Unlike more modern migrants, whose journey is defined by a target destination and a well-trodden route, the first migrants had no idea where they were going or the hazards they would face.

It is important to remember that many millions of years ago, when the initial emigration was taking place, the geography of the Earth was very different to what it is now. There was one continental land mass, called Pangaea which facilitated migration west towards what is now South America and east towards what is now India and Australia.

After the cataclysmic events that split Pangaea into our present continents, the most amazing isolation of all species took place. North and South America - and Australia - remained unknown continents, with unknown people, and unknown civilizations until relatively recent times.

Africa remained the centre of the human universe, but now the migratory routes had to follow coastlines and mountain ranges. The region between the western Highlands of Cameroon and the eastern mountain ranges appears to provide a natural inland corridor north, as well as a coastal escape route south and west.

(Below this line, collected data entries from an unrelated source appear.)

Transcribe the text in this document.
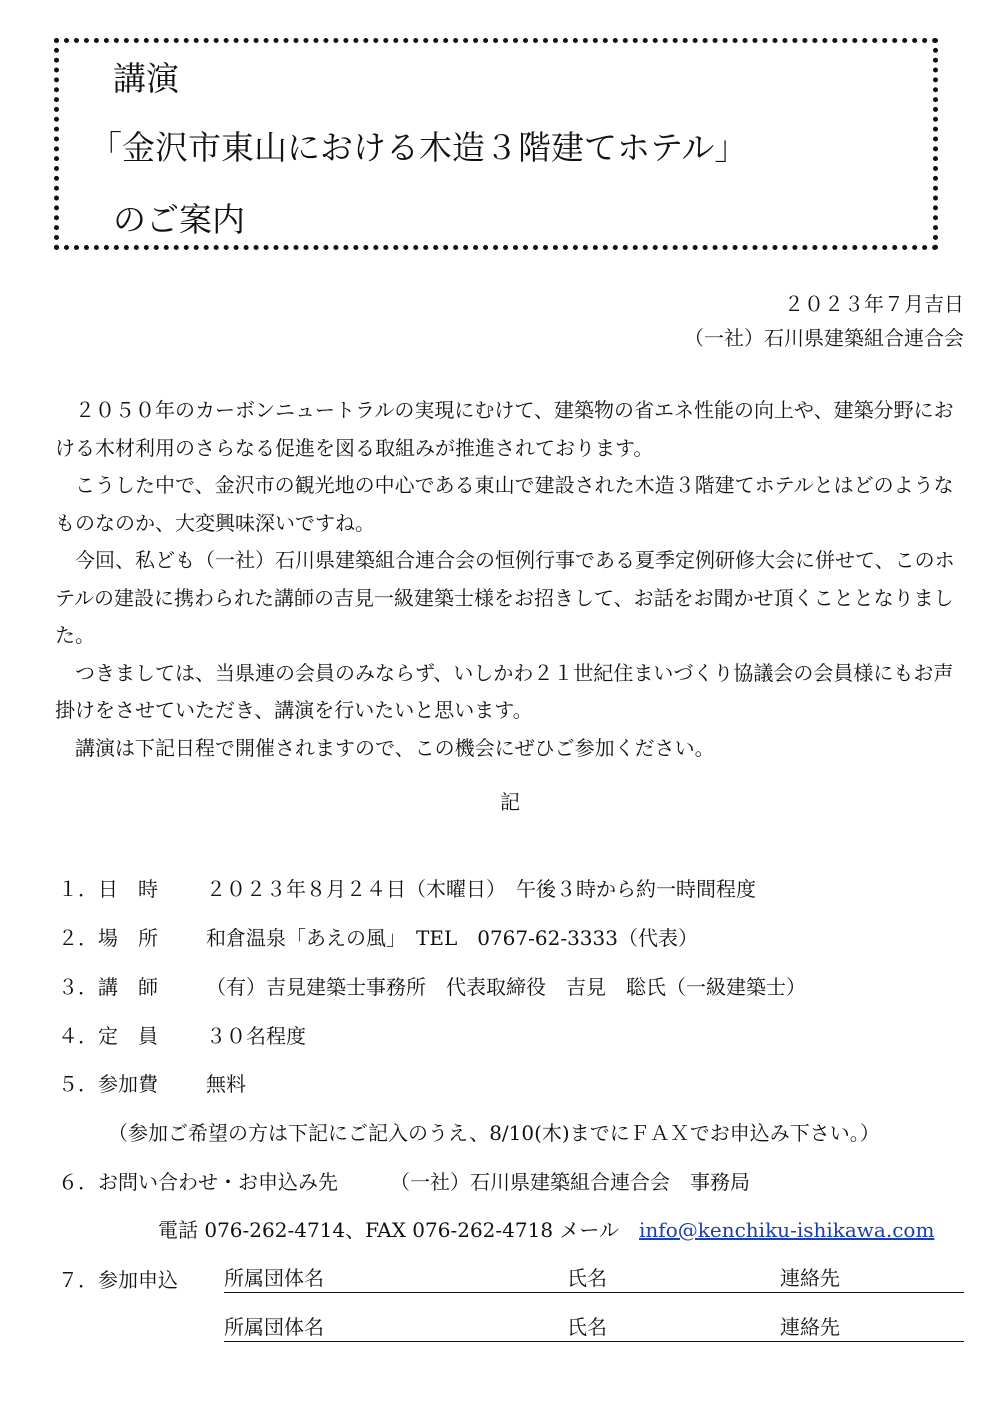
講演
「金沢市東山における木造３階建てホテル」
のご案内
２０２３年７月吉日
（一社）石川県建築組合連合会

２０５０年のカーボンニュートラルの実現にむけて、建築物の省エネ性能の向上や、建築分野における木材利用のさらなる促進を図る取組みが推進されております。

こうした中で、金沢市の観光地の中心である東山で建設された木造３階建てホテルとはどのようなものなのか、大変興味深いですね。

今回、私ども（一社）石川県建築組合連合会の恒例行事である夏季定例研修大会に併せて、このホテルの建設に携わられた講師の吉見一級建築士様をお招きして、お話をお聞かせ頂くこととなりました。

つきましては、当県連の会員のみならず、いしかわ２１世紀住まいづくり協議会の会員様にもお声掛けをさせていただき、講演を行いたいと思います。

講演は下記日程で開催されますので、この機会にぜひご参加ください。

記
１．日　時 ２０２３年８月２４日（木曜日）　午後３時から約一時間程度
２．場　所 和倉温泉「あえの風」　TEL　0767-62-3333（代表）
３．講　師 （有）吉見建築士事務所　代表取締役　吉見　聡氏（一級建築士）
４．定　員 ３０名程度
５．参加費 無料
（参加ご希望の方は下記にご記入のうえ、8/10(木)までにＦＡＸでお申込み下さい。）
６．お問い合わせ・お申込み先	（一社）石川県建築組合連合会　事務局
電話 076-262-4714、FAX 076-262-4718 メール info@kenchiku-ishikawa.com
７．参加申込 所属団体名	氏名	連絡先
所属団体名	氏名	連絡先
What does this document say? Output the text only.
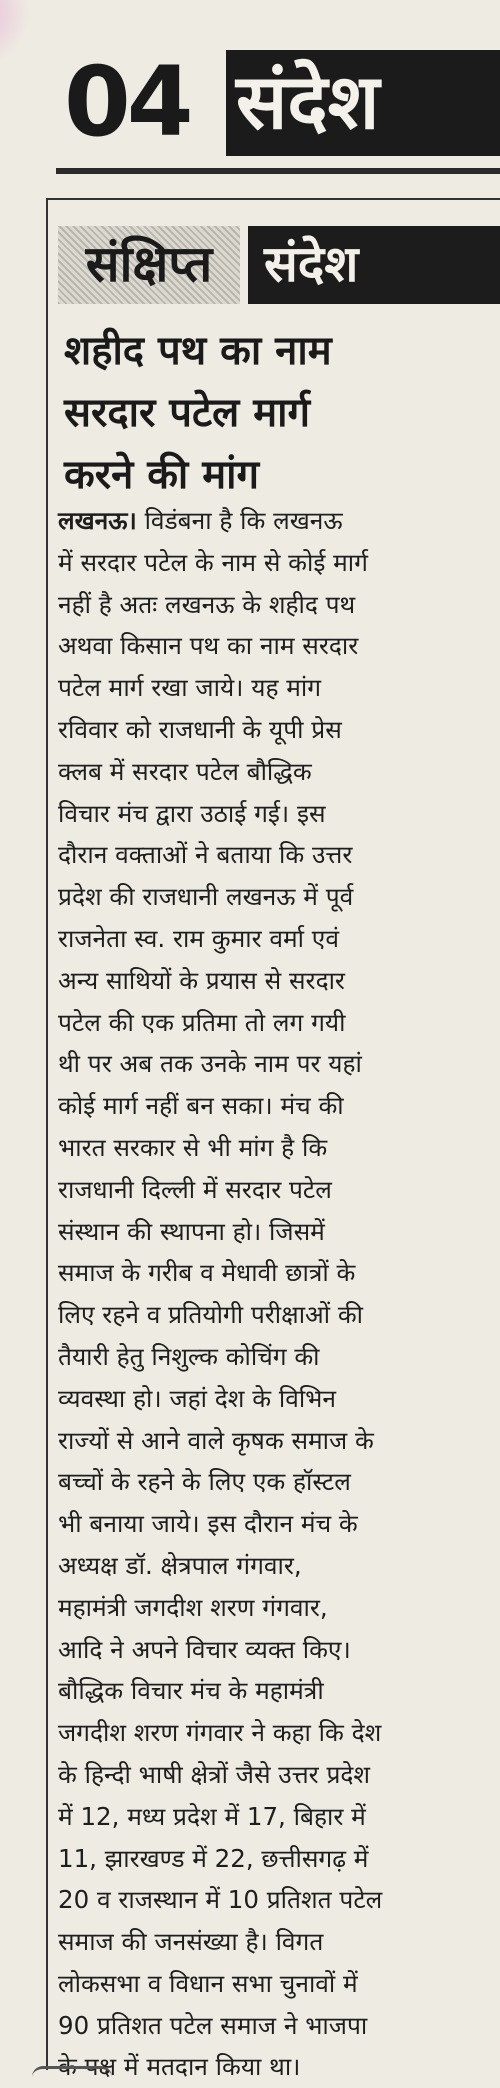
04 संदेश
संक्षिप्त	संदेश
शहीद पथ का नाम
सरदार पटेल मार्ग
करने की मांग
लखनऊ। विडंबना है कि लखनऊ
में सरदार पटेल के नाम से कोई मार्ग
नहीं है अतः लखनऊ के शहीद पथ
अथवा किसान पथ का नाम सरदार
पटेल मार्ग रखा जाये। यह मांग
रविवार को राजधानी के यूपी प्रेस
क्लब में सरदार पटेल बौद्धिक
विचार मंच द्वारा उठाई गई। इस
दौरान वक्ताओं ने बताया कि उत्तर
प्रदेश की राजधानी लखनऊ में पूर्व
राजनेता स्व. राम कुमार वर्मा एवं
अन्य साथियों के प्रयास से सरदार
पटेल की एक प्रतिमा तो लग गयी
थी पर अब तक उनके नाम पर यहां
कोई मार्ग नहीं बन सका। मंच की
भारत सरकार से भी मांग है कि
राजधानी दिल्ली में सरदार पटेल
संस्थान की स्थापना हो। जिसमें
समाज के गरीब व मेधावी छात्रों के
लिए रहने व प्रतियोगी परीक्षाओं की
तैयारी हेतु निशुल्क कोचिंग की
व्यवस्था हो। जहां देश के विभिन
राज्यों से आने वाले कृषक समाज के
बच्चों के रहने के लिए एक हॉस्टल
भी बनाया जाये। इस दौरान मंच के
अध्यक्ष डॉ. क्षेत्रपाल गंगवार,
महामंत्री जगदीश शरण गंगवार,
आदि ने अपने विचार व्यक्त किए।
बौद्धिक विचार मंच के महामंत्री
जगदीश शरण गंगवार ने कहा कि देश
के हिन्दी भाषी क्षेत्रों जैसे उत्तर प्रदेश
में 12, मध्य प्रदेश में 17, बिहार में
11, झारखण्ड में 22, छत्तीसगढ़ में
20 व राजस्थान में 10 प्रतिशत पटेल
समाज की जनसंख्या है। विगत
लोकसभा व विधान सभा चुनावों में
90 प्रतिशत पटेल समाज ने भाजपा
के पक्ष में मतदान किया था।
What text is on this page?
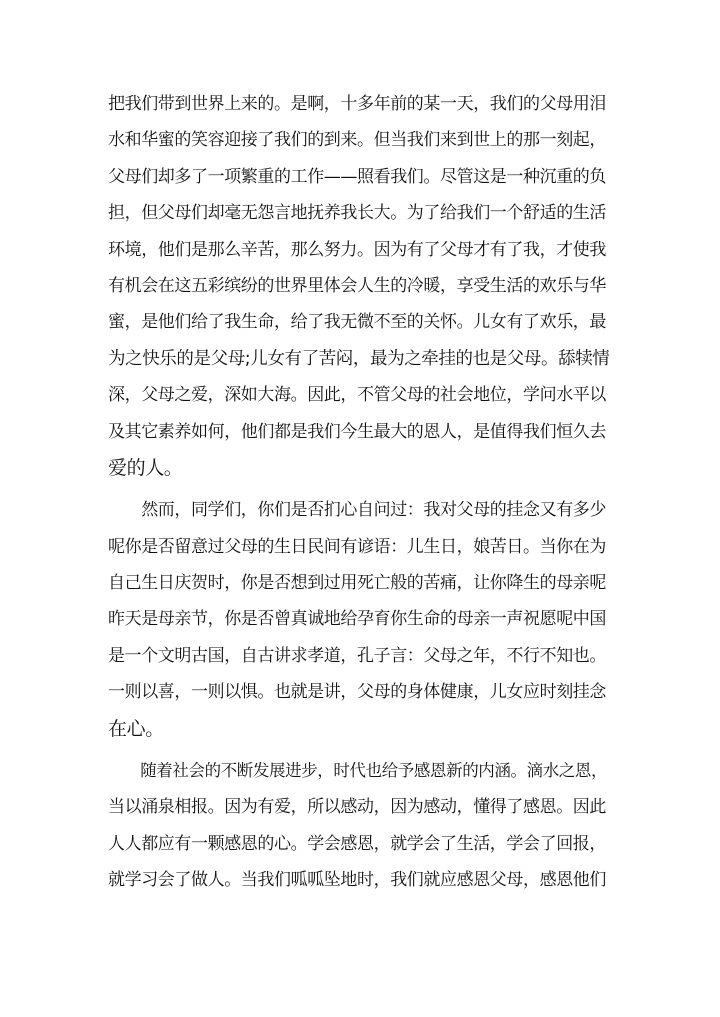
把我们带到世界上来的。是啊，十多年前的某一天，我们的父母用泪
水和华蜜的笑容迎接了我们的到来。但当我们来到世上的那一刻起，
父母们却多了一项繁重的工作——照看我们。尽管这是一种沉重的负
担，但父母们却毫无怨言地抚养我长大。为了给我们一个舒适的生活
环境，他们是那么辛苦，那么努力。因为有了父母才有了我，才使我
有机会在这五彩缤纷的世界里体会人生的冷暖，享受生活的欢乐与华
蜜，是他们给了我生命，给了我无微不至的关怀。儿女有了欢乐，最
为之快乐的是父母;儿女有了苦闷，最为之牵挂的也是父母。舔犊情
深，父母之爱，深如大海。因此，不管父母的社会地位，学问水平以
及其它素养如何，他们都是我们今生最大的恩人，是值得我们恒久去
爱的人。
　　然而，同学们，你们是否扪心自问过：我对父母的挂念又有多少
呢你是否留意过父母的生日民间有谚语：儿生日，娘苦日。当你在为
自己生日庆贺时，你是否想到过用死亡般的苦痛，让你降生的母亲呢
昨天是母亲节，你是否曾真诚地给孕育你生命的母亲一声祝愿呢中国
是一个文明古国，自古讲求孝道，孔子言：父母之年，不行不知也。
一则以喜，一则以惧。也就是讲，父母的身体健康，儿女应时刻挂念
在心。
　　随着社会的不断发展进步，时代也给予感恩新的内涵。滴水之恩，
当以涌泉相报。因为有爱，所以感动，因为感动，懂得了感恩。因此
人人都应有一颗感恩的心。学会感恩，就学会了生活，学会了回报，
就学习会了做人。当我们呱呱坠地时，我们就应感恩父母，感恩他们
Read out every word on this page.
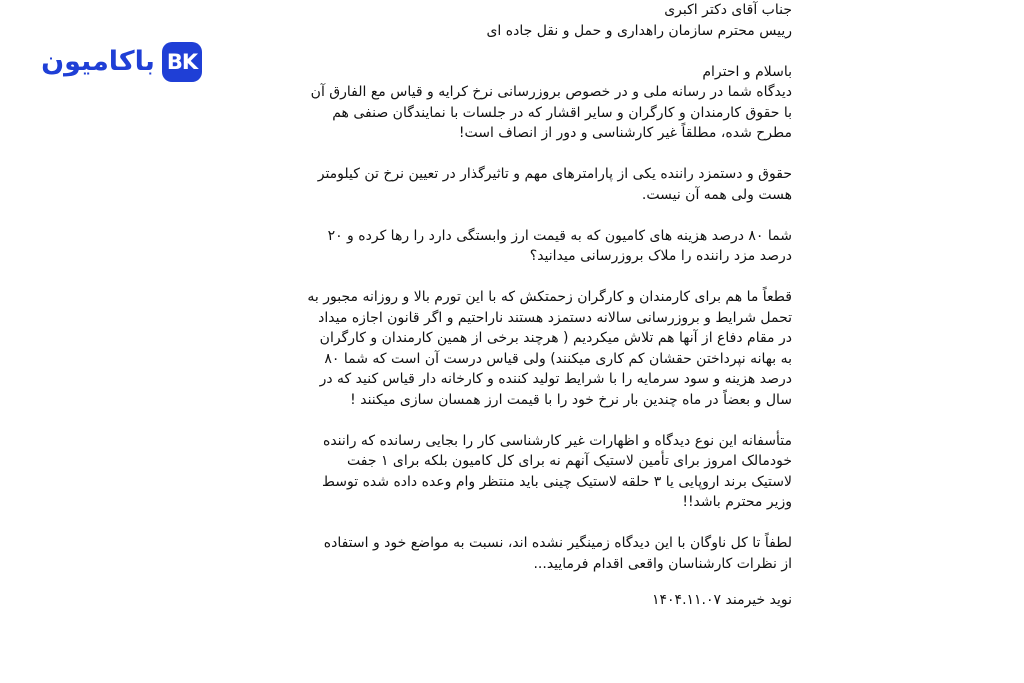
باکامیون BK

جناب آقای دکتر اکبری
رییس محترم سازمان راهداری و حمل و نقل جاده ای

باسلام و احترام
دیدگاه شما در رسانه ملی و در خصوص بروزرسانی نرخ کرایه و قیاس مع الفارق آن
با حقوق کارمندان و کارگران و سایر اقشار که در جلسات با نمایندگان صنفی هم
مطرح شده، مطلقاً غیر کارشناسی و دور از انصاف است!

حقوق و دستمزد راننده یکی از پارامترهای مهم و تاثیرگذار در تعیین نرخ تن کیلومتر
هست ولی همه آن نیست.

شما ۸۰ درصد هزینه های کامیون که به قیمت ارز وابستگی دارد را رها کرده و ۲۰
درصد مزد راننده را ملاک بروزرسانی میدانید؟

قطعاً ما هم برای کارمندان و کارگران زحمتکش که با این تورم بالا و روزانه مجبور به
تحمل شرایط و بروزرسانی سالانه دستمزد هستند ناراحتیم و اگر قانون اجازه میداد
در مقام دفاع از آنها هم تلاش میکردیم ( هرچند برخی از همین کارمندان و کارگران
به بهانه نپرداختن حقشان کم کاری میکنند) ولی قیاس درست آن است که شما ۸۰
درصد هزینه و سود سرمایه را با شرایط تولید کننده و کارخانه دار قیاس کنید که در
سال و بعضاً در ماه چندین بار نرخ خود را با قیمت ارز همسان سازی میکنند !

متأسفانه این نوع دیدگاه و اظهارات غیر کارشناسی کار را بجایی رسانده که راننده
خودمالک امروز برای تأمین لاستیک آنهم نه برای کل کامیون بلکه برای ۱ جفت
لاستیک برند اروپایی یا ۳ حلقه لاستیک چینی باید منتظر وام وعده داده شده توسط
وزیر محترم باشد!!

لطفاً تا کل ناوگان با این دیدگاه زمینگیر نشده اند، نسبت به مواضع خود و استفاده
از نظرات کارشناسان واقعی اقدام فرمایید...

نوید خیرمند ۱۴۰۴.۱۱.۰۷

Without the means to ford wide rivers or traverse high mountains, this corridor provided the means by which countless people and animals over countless years migrated out of Equatorial Africa.

Those who trekked north either followed the banks of the River Nile as it flowed down to the Mediterranean Sea through lands we know now as Sudan and Egypt; or they followed the East African mountain ranges through lands we know now as Uganda, Ethiopia, Sudan and Egypt. Taking the latter route, some may have found a pass through the mountain ranges to end up on the shores of the Indian Ocean in the land we know now as Kenya, and trekked from there along the eastern coastline and the Red Sea up to the eastern shores of the Mediterranean Sea.

Those who trekked west followed the coastline west, and then north, to lands we know now as Nigeria, Ghana, Ivory Coast, Guinea, Senegal and Mauritania; and when they reached Morocco, on the western shores of the Mediterranean Sea, they were then able to cross into Europe via Spain - just as they do now.

Fossil evidence, however, shows that the very earliest of the migrants trekked south - following the coastline to lands we know now as Angola, Namibia and South Africa. From the southernmost tip of Africa, it was then possible for them to follow the coastline north up the eastern coast of Africa through lands we know now as Swaziland, Mozambique, Somalia, Ethiopia, Sudan and Egypt until they, too, reached the eastern shores of the Mediterranean Sea.